Monday, Jun. 16, 1958
New Carrier
ARMED FORCES Carrier New York State champagne frothed across the bow of the fourth of the U.S.'s 60,000-ton Forrestal-class supercarriers at the New York Naval Shipyard in Brooklyn last week, and the Navy christened her Independence. The Navy's provisional date for commissioning Independence: some time in January. She will be powered by turbines producing 250,000 h.p., is figured to reach a top speed of nearly 35 knots, will carry 100 planes and launch them at the rate of eight a minute, be manned by a crew of more than 4,000. Total cost of the carrier without aircraft: $200 million.
But even as the Navy hailed Independence as the biggest warship in the world (the liners United States and America would fit beam to beam on her flight deck), opposition was strong in Congress against the Navy's overall carrier doctrine. Part of the opposition comes from supporters of the Air Force's Strategic Air Command, who believe that supercarriers put the Navy into the Air Force's business of strategic nuclear attack. But the most effective fight is coming from Navy types who contend that too much money is going into carriers that are vulnerable to both missiles and submarines, too little into the U.S. Navy's own Polaris-missile-toting nuclear submarine program.
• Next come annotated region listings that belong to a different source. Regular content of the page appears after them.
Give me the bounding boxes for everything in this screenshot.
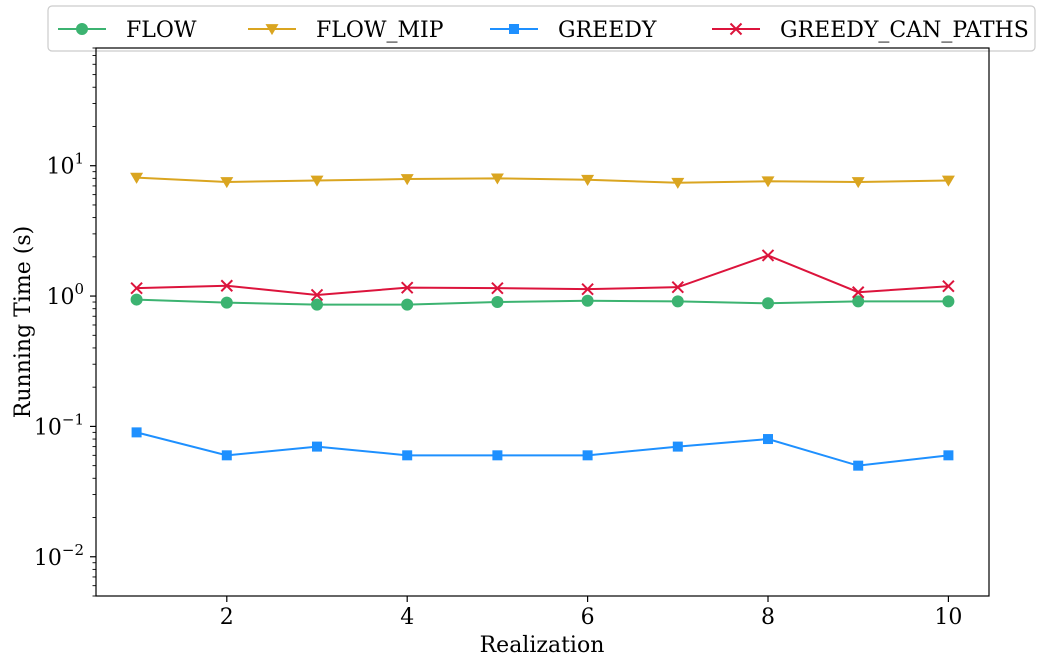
legend-marker [729,22,743,36]
data-point [491,296,504,309]
x-axis-title: Realization [480,633,605,658]
data-point [761,249,775,262]
x-tick-label: 8 [761,605,775,630]
y-tick-label: 101 [46,150,84,180]
y-axis-title: Running Time (s) [11,226,36,418]
series-flow-mip [130,172,955,189]
series-line [136,298,949,306]
data-point [581,174,595,186]
legend-marker [509,24,519,34]
data-point [221,450,232,461]
legend-label: FLOW_MIP [316,18,444,43]
legend-marker [76,23,88,35]
y-tick-exponent: −2 [62,541,84,559]
data-point [671,295,684,308]
legend-label: FLOW [126,18,197,43]
x-tick-label: 6 [581,605,595,630]
data-point [762,297,775,310]
data-point [582,450,593,461]
y-tick-exponent: 0 [74,280,84,298]
y-tick-label: 10−1 [34,410,84,440]
data-point [853,460,864,471]
legend-label: GREEDY [558,18,657,43]
legend-entry: FLOW_MIP [248,18,444,43]
series-greedy [131,427,954,471]
legend-entry: GREEDY [490,18,657,43]
y-tick-exponent: −1 [62,410,84,428]
data-point [491,281,504,295]
data-point [941,175,955,187]
series-line [136,176,949,184]
y-tick-base: 10 [46,285,74,310]
data-point [943,450,954,461]
data-point [310,298,323,311]
data-point [942,280,955,293]
x-tick-label: 4 [400,605,414,630]
data-point [220,279,234,292]
series-greedy-can-paths [130,249,955,302]
x-tick-label: 2 [220,605,234,630]
data-point [852,295,865,308]
series-line [136,431,949,467]
data-point [492,450,503,461]
data-point [400,281,414,294]
legend-entry: FLOW [58,18,197,43]
data-point [400,174,414,186]
data-point [130,293,143,306]
data-point [130,281,143,295]
y-tick-base: 10 [34,415,62,440]
legend-entry: GREEDY_CAN_PATHS [712,18,1029,43]
legend-label: GREEDY_CAN_PATHS [780,18,1029,43]
series-line [136,254,949,296]
data-point [220,177,234,189]
data-point [402,450,413,461]
x-tick-label: 10 [934,605,962,630]
data-point [581,282,594,296]
x-axis: 2 4 6 8 10 [220,596,962,630]
data-point [310,175,324,187]
legend: FLOW FLOW_MIP GREEDY GREEDY_CAN_PATHS [47,5,1036,52]
y-tick-base: 10 [34,546,62,571]
data-point [851,177,865,189]
data-point [942,295,955,308]
y-tick-base: 10 [46,155,74,180]
plot-series [130,172,955,471]
data-point [581,294,594,307]
data-point [220,296,233,309]
legend-marker [265,24,279,36]
y-tick-exponent: 1 [74,150,84,168]
data-point [131,427,142,438]
data-point [763,434,774,445]
data-point [761,176,775,188]
data-point [310,288,324,302]
data-point [851,286,865,299]
data-point [311,441,322,452]
data-point [130,172,144,184]
plot-frame [95,47,990,597]
data-point [672,441,683,452]
y-tick-label: 100 [46,280,84,310]
y-tick-label: 10−2 [34,541,84,571]
legend-box [47,5,1036,52]
series-flow [130,293,955,311]
data-point [490,173,504,185]
data-point [671,177,685,189]
data-point [401,298,414,311]
data-point [671,280,685,294]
Last week the House of Representatives weighed next year's Administration defense appropriation request, in which there was money for five nuclear submarines but not one cent budgeted for a new carrier for the first time since 1951. Nevertheless, Navy plans still call for construction of two more Forrestals, for a total of six, plus two atomic-powered attack carriers.
"In short," wrote the New York Times Military Correspondent (and Annapolis-man) Hanson Baldwin, "some sections . . . believe that the carrier is no longer the queen of the seas and that the missile submarine is the future capital ship of the world's fleets." Baldwin added a sailor's salty appraisal that "the carrier is still useful but less so than in the past."